At a bar, Sam's eyes follow a pair of legs from the ground up - along the calves, thighs, midsection, up the back, the neck, and finds himself convinced that this is what he is looking for. The head turns quickly and he is staring eye-to-eye with another man. This does not align with his world view, but he somehow finally feels comfortable.

This is the type of story Klam is going to tell. He deals with the emotions that people feel. He is bold and uncut and tells the whole truth. The truth is not that Sam is gay or straight, but that he is thinking, feeling and discovering.

In "There Should be a Name for It," Klam details a beautiful relationship of love and happiness that is interrupted by an unplanned pregnancy. Jack treats his wife Lynn disrespectfully and leaves her and her mother to deal with the pregnancy. The mother's only advice comes in a foreign language: aborto, that is, abortion. Jack's tragic abandonment, both emotionally and physically of Lynn is Klam's social commentary of the harsh reality women face.

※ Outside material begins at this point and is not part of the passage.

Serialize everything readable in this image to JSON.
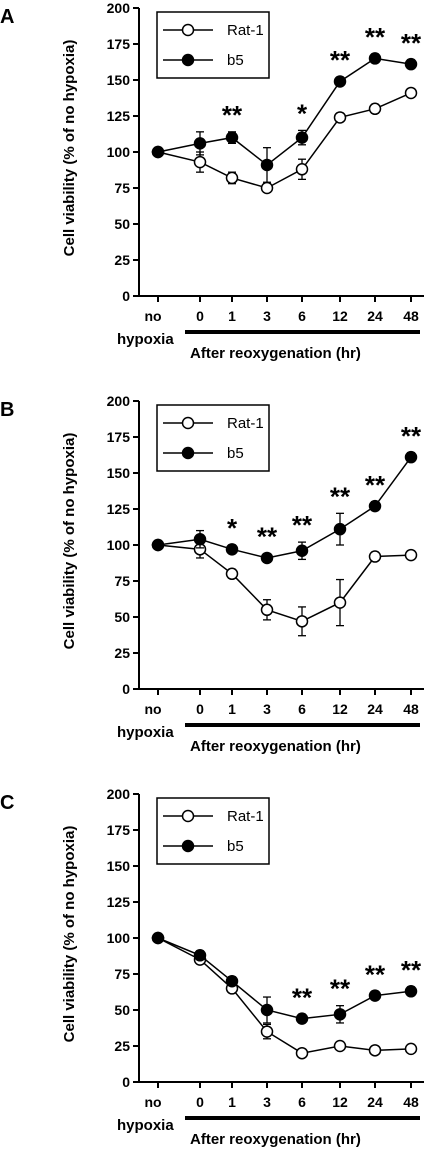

Klam has a voice that is shamelessly honest. His article on romancing the drug ecstasy in the New York Times Magazine is a perfect example. He is relentless in his pursuit of accuracy. Although hard to accept, the quality is necessary to get attention.

Through his stories, Klam invents the reality of individualism - the notion that events happen differently to different people and that there are no standard rules for response or reaction. From the outside looking in, perhaps that is the notion readers have the most trouble dealing with.